Sevgili dostlarım, yaradanımız biz kullarını zaman zaman imtihan eder.
Mal verir,mülk verir,evlat verir imtihan eder.
Verdiklerini depremle yangınla selle salgın hastalıklarla elinden alır imtihan eder.
Yıllarca çalışır çabalar bu Dünyada bir dikili ağacım olsun diye çırpınır.
Helal haram ver Allah senin kulun yer Allah der herşeyin kendisinin olduğunu sanır.
Yer yüzünde gururlanarak yürürüz.
Otuz kırk elli yıl çalışır çabalar evler apartmanlar diker enson model arabalar alır HAŞA Dünyayı ben yarattım der gibi gururla yaşar yalan Dünyada emanetçi olduğumuzu unuturuz.
Akşam zengin yatanlar sabaha bir ekmeğe muhtaç olarak kalkarlar.
1999 Marmara ve DÜZCE depremlerinde hepimiz yaşadık biz o duyguları.
Kırkbeş sanıyede otuz kırk senelik emeğimiz kendimizin zannettiğimiz servetlerimiz evlerimiz,apartmanlarımız,dairelerimiz işyerlerimiz arabalarımız yerle yeksan oldu.
İşte o zaman anladık MÜLKÜN SAHİBİ KİM OLDUĞUNU.
Çadırlarda konteynırlarda kamyon kasalarında yaşamak zorunda kaldık.
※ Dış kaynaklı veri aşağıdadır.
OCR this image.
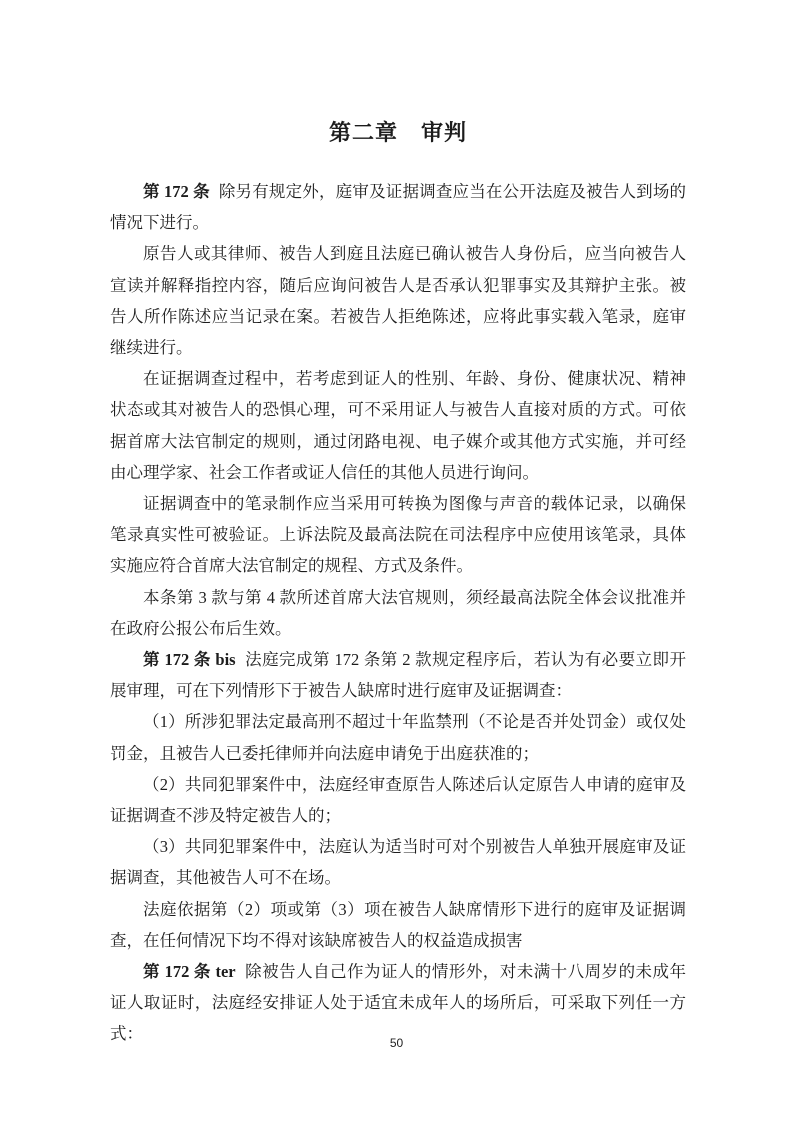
第二章　审判

第 172 条 除另有规定外，庭审及证据调查应当在公开法庭及被告人到场的情况下进行。

原告人或其律师、被告人到庭且法庭已确认被告人身份后，应当向被告人宣读并解释指控内容，随后应询问被告人是否承认犯罪事实及其辩护主张。被告人所作陈述应当记录在案。若被告人拒绝陈述，应将此事实载入笔录，庭审继续进行。

在证据调查过程中，若考虑到证人的性别、年龄、身份、健康状况、精神状态或其对被告人的恐惧心理，可不采用证人与被告人直接对质的方式。可依据首席大法官制定的规则，通过闭路电视、电子媒介或其他方式实施，并可经由心理学家、社会工作者或证人信任的其他人员进行询问。

证据调查中的笔录制作应当采用可转换为图像与声音的载体记录，以确保笔录真实性可被验证。上诉法院及最高法院在司法程序中应使用该笔录，具体实施应符合首席大法官制定的规程、方式及条件。

本条第 3 款与第 4 款所述首席大法官规则，须经最高法院全体会议批准并在政府公报公布后生效。

第 172 条 bis 法庭完成第 172 条第 2 款规定程序后，若认为有必要立即开展审理，可在下列情形下于被告人缺席时进行庭审及证据调查：

（1）所涉犯罪法定最高刑不超过十年监禁刑（不论是否并处罚金）或仅处罚金，且被告人已委托律师并向法庭申请免于出庭获准的；

（2）共同犯罪案件中，法庭经审查原告人陈述后认定原告人申请的庭审及证据调查不涉及特定被告人的；

（3）共同犯罪案件中，法庭认为适当时可对个别被告人单独开展庭审及证据调查，其他被告人可不在场。

法庭依据第（2）项或第（3）项在被告人缺席情形下进行的庭审及证据调查，在任何情况下均不得对该缺席被告人的权益造成损害

第 172 条 ter 除被告人自己作为证人的情形外，对未满十八周岁的未成年证人取证时，法庭经安排证人处于适宜未成年人的场所后，可采取下列任一方式：	50
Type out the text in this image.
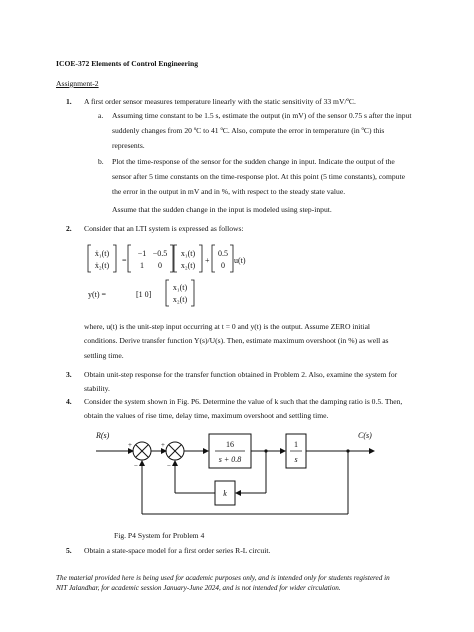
ICOE-372 Elements of Control Engineering
Assignment-2
1. A first order sensor measures temperature linearly with the static sensitivity of 33 mV/ºC.
a. Assuming time constant to be 1.5 s, estimate the output (in mV) of the sensor 0.75 s after the input
suddenly changes from 20 ºC to 41 ºC. Also, compute the error in temperature (in ºC) this
represents.
b. Plot the time-response of the sensor for the sudden change in input. Indicate the output of the
sensor after 5 time constants on the time-response plot. At this point (5 time constants), compute
the error in the output in mV and in %, with respect to the steady state value.
Assume that the sudden change in the input is modeled using step-input.
2. Consider that an LTI system is expressed as follows:
ẋ₁(t)
ẋ₂(t)
=
−1 −0.5
1 0
x₁(t)
x₂(t)
+
0.5
0
u(t)
y(t) =	[1 0]
x₁(t)
x₂(t)
where, u(t) is the unit-step input occurring at t = 0 and y(t) is the output. Assume ZERO initial
conditions. Derive transfer function Y(s)/U(s). Then, estimate maximum overshoot (in %) as well as
settling time.
3. Obtain unit-step response for the transfer function obtained in Problem 2. Also, examine the system for
stability.
4. Consider the system shown in Fig. P6. Determine the value of k such that the damping ratio is 0.5. Then,
obtain the values of rise time, delay time, maximum overshoot and settling time.
R(s)	C(s)
16
s + 0.8
1
s
k
+
−
+
−
Fig. P4 System for Problem 4
5. Obtain a state-space model for a first order series R-L circuit.
The material provided here is being used for academic purposes only, and is intended only for students registered in
NIT Jalandhar, for academic session January-June 2024, and is not intended for wider circulation.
Kaldıkta ibret aldıkmı, Maalesef almadık.Sanki o sıkıntıları çilelerini yaşayan bizler değilmişiz gibi burunlarımız yine kaf dağına çıktı.
O kadar niğmetlere NİĞMET AZGINI OLDUK.
Birbirimize sevgimiz,saygımız,sadakatimiz kalmadı.
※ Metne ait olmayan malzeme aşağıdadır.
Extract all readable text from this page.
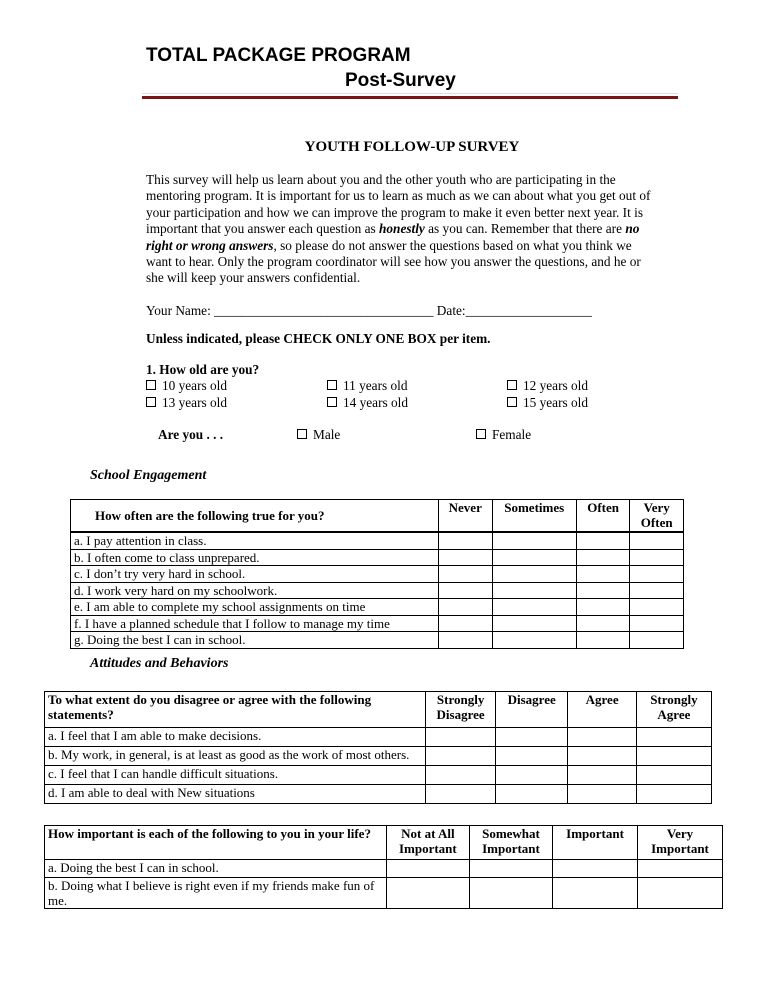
TOTAL PACKAGE PROGRAM
Post-Survey
YOUTH FOLLOW-UP SURVEY
This survey will help us learn about you and the other youth who are participating in the mentoring program. It is important for us to learn as much as we can about what you get out of your participation and how we can improve the program to make it even better next year. It is important that you answer each question as honestly as you can. Remember that there are no right or wrong answers, so please do not answer the questions based on what you think we want to hear. Only the program coordinator will see how you answer the questions, and he or she will keep your answers confidential.
Your Name: _________________________________ Date:___________________
Unless indicated, please CHECK ONLY ONE BOX per item.
1. How old are you?
10 years old	11 years old	12 years old
13 years old	14 years old	15 years old
Are you . . .	Male	Female
School Engagement
How often are the following true for you?	Never	Sometimes	Often	Very Often
a. I pay attention in class.				
b. I often come to class unprepared.				
c. I don’t try very hard in school.				
d. I work very hard on my schoolwork.				
e. I am able to complete my school assignments on time				
f. I have a planned schedule that I follow to manage my time				
g. Doing the best I can in school.				
Attitudes and Behaviors
To what extent do you disagree or agree with the following statements?	Strongly Disagree	Disagree	Agree	Strongly Agree
a. I feel that I am able to make decisions.				
b. My work, in general, is at least as good as the work of most others.				
c. I feel that I can handle difficult situations.				
d. I am able to deal with New situations				
How important is each of the following to you in your life?	Not at All Important	Somewhat Important	Important	Very Important
a. Doing the best I can in school.				
b. Doing what I believe is right even if my friends make fun of me.				
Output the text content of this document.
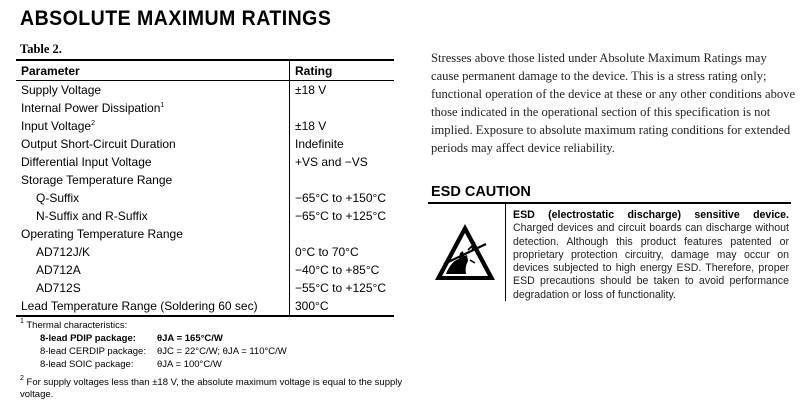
ABSOLUTE MAXIMUM RATINGS
Table 2.
Parameter	Rating
Supply Voltage	±18 V
Internal Power Dissipation$^1$	
Input Voltage$^2$	±18 V
Output Short-Circuit Duration	Indefinite
Differential Input Voltage	+VS and −VS
Storage Temperature Range	
Q-Suffix	−65°C to +150°C
N-Suffix and R-Suffix	−65°C to +125°C
Operating Temperature Range	
AD712J/K	0°C to 70°C
AD712A	−40°C to +85°C
AD712S	−55°C to +125°C
Lead Temperature Range (Soldering 60 sec)	300°C
$^1$ Thermal characteristics:
8-lead PDIP package:	θJA = 165°C/W
8-lead CERDIP package:	θJC = 22°C/W; θJA = 110°C/W
8-lead SOIC package:	θJA = 100°C/W
$^2$ For supply voltages less than ±18 V, the absolute maximum voltage is equal to the supply voltage.
Stresses above those listed under Absolute Maximum Ratings may cause permanent damage to the device. This is a stress rating only; functional operation of the device at these or any other conditions above those indicated in the operational section of this specification is not implied. Exposure to absolute maximum rating conditions for extended periods may affect device reliability.
ESD CAUTION
ESD (electrostatic discharge) sensitive device. Charged devices and circuit boards can discharge without detection. Although this product features patented or proprietary protection circuitry, damage may occur on devices subjected to high energy ESD. Therefore, proper ESD precautions should be taken to avoid performance degradation or loss of functionality.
Bu devirdeki gibi KADINA ŞİDDET ERKEĞE HİDDET yaşanmadı.
Kadınlar erkekler dul çocuklar yetim kalmadı.
Yaradanımız kuluna zulm etmez. Edecek olsaydı yaratmazdı.
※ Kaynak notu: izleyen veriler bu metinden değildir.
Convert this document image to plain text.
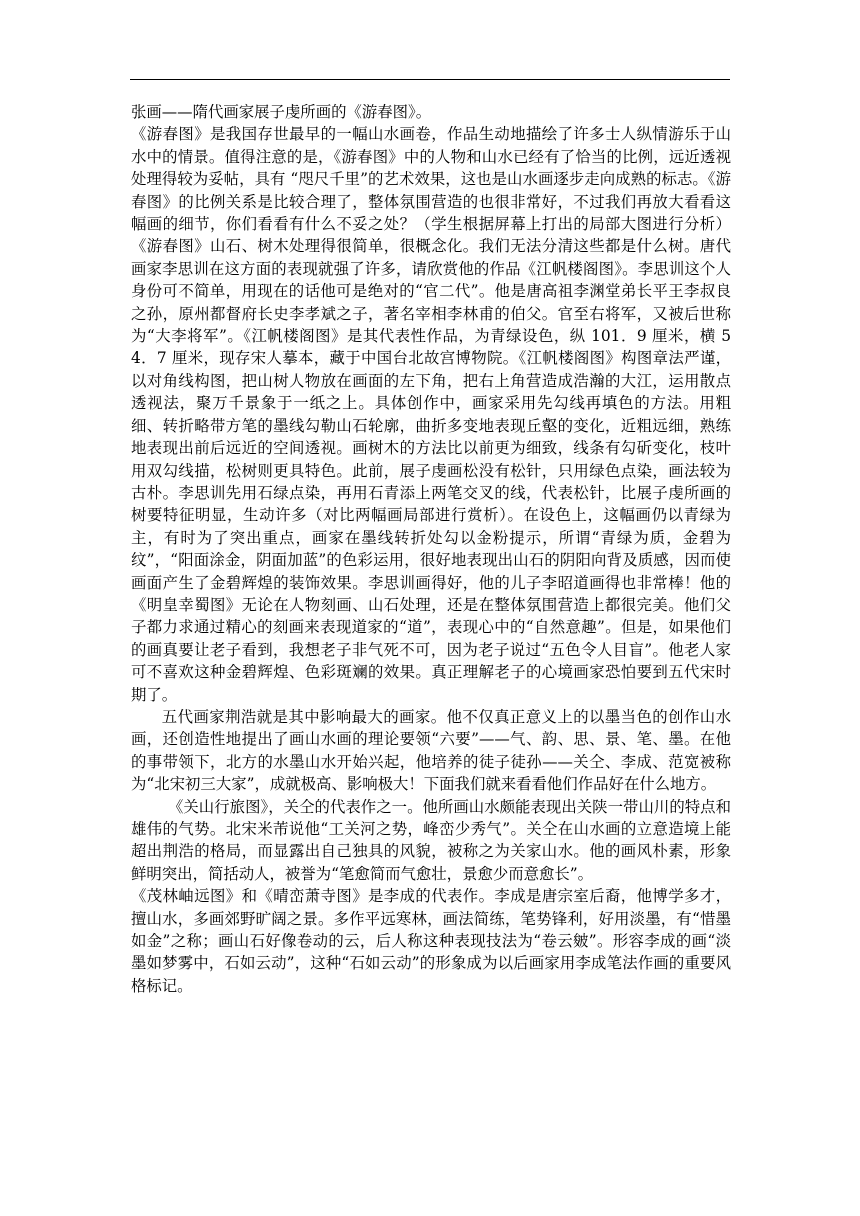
张画——隋代画家展子虔所画的《游春图》。

《游春图》是我国存世最早的一幅山水画卷，作品生动地描绘了许多士人纵情游乐于山水中的情景。值得注意的是，《游春图》中的人物和山水已经有了恰当的比例，远近透视处理得较为妥帖，具有 “咫尺千里”的艺术效果，这也是山水画逐步走向成熟的标志。《游春图》的比例关系是比较合理了，整体氛围营造的也很非常好，不过我们再放大看看这幅画的细节，你们看看有什么不妥之处？（学生根据屏幕上打出的局部大图进行分析）《游春图》山石、树木处理得很简单，很概念化。我们无法分清这些都是什么树。唐代画家李思训在这方面的表现就强了许多，请欣赏他的作品《江帆楼阁图》。李思训这个人身份可不简单，用现在的话他可是绝对的“官二代”。他是唐高祖李渊堂弟长平王李叔良之孙，原州都督府长史李孝斌之子，著名宰相李林甫的伯父。官至右将军，又被后世称为“大李将军”。《江帆楼阁图》是其代表性作品，为青绿设色，纵 101．9 厘米，横 54．7 厘米，现存宋人摹本，藏于中国台北故宫博物院。《江帆楼阁图》构图章法严谨，以对角线构图，把山树人物放在画面的左下角，把右上角营造成浩瀚的大江，运用散点透视法，聚万千景象于一纸之上。具体创作中，画家采用先勾线再填色的方法。用粗细、转折略带方笔的墨线勾勒山石轮廓，曲折多变地表现丘壑的变化，近粗远细，熟练地表现出前后远近的空间透视。画树木的方法比以前更为细致，线条有勾斫变化，枝叶用双勾线描，松树则更具特色。此前，展子虔画松没有松针，只用绿色点染，画法较为古朴。李思训先用石绿点染，再用石青添上两笔交叉的线，代表松针，比展子虔所画的树要特征明显，生动许多（对比两幅画局部进行赏析）。在设色上，这幅画仍以青绿为主，有时为了突出重点，画家在墨线转折处勾以金粉提示，所谓“青绿为质，金碧为纹”，“阳面涂金，阴面加蓝”的色彩运用，很好地表现出山石的阴阳向背及质感，因而使画面产生了金碧辉煌的装饰效果。李思训画得好，他的儿子李昭道画得也非常棒！他的《明皇幸蜀图》无论在人物刻画、山石处理，还是在整体氛围营造上都很完美。他们父子都力求通过精心的刻画来表现道家的“道”，表现心中的“自然意趣”。但是，如果他们的画真要让老子看到，我想老子非气死不可，因为老子说过“五色令人目盲”。他老人家可不喜欢这种金碧辉煌、色彩斑斓的效果。真正理解老子的心境画家恐怕要到五代宋时期了。

五代画家荆浩就是其中影响最大的画家。他不仅真正意义上的以墨当色的创作山水画，还创造性地提出了画山水画的理论要领“六要”——气、韵、思、景、笔、墨。在他的事带领下，北方的水墨山水开始兴起，他培养的徒子徒孙——关仝、李成、范宽被称为“北宋初三大家”，成就极高、影响极大！下面我们就来看看他们作品好在什么地方。

《关山行旅图》，关仝的代表作之一。他所画山水颇能表现出关陕一带山川的特点和雄伟的气势。北宋米芾说他“工关河之势，峰峦少秀气”。关仝在山水画的立意造境上能超出荆浩的格局，而显露出自己独具的风貌，被称之为关家山水。他的画风朴素，形象鲜明突出，简括动人，被誉为“笔愈简而气愈壮，景愈少而意愈长”。

《茂林岫远图》和《晴峦萧寺图》是李成的代表作。李成是唐宗室后裔，他博学多才，擅山水，多画郊野旷阔之景。多作平远寒林，画法简练，笔势锋利，好用淡墨，有“惜墨如金”之称；画山石好像卷动的云，后人称这种表现技法为“卷云皴”。形容李成的画“淡墨如梦雾中，石如云动”，这种“石如云动”的形象成为以后画家用李成笔法作画的重要风格标记。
İnsanlar zulmü birbirlerine ediyorlar.
Çinin bir pazar yerinde KOVİT 19 diye bir virüs çıktı maalesef insanların sorumsuzluğu vurdum duymazlığı sayesinde tüm Dünyayı saran etkileyen milyonlarca insanın ölümüne milyonlarca insanın ev ve işyerlerinin düzenlerinin bozulmasına hayallerinin yıkılmasına sebep oldu.
Paramız var yiyemiyoruz,arabamız var binemiyoruz,sokağa rahat çıkamıyoruz,eşimize dostumuza gidemiyoruz,camide ibadet edemiyoruz,düğünlerimize, cenazelerimize gidemiyoruz.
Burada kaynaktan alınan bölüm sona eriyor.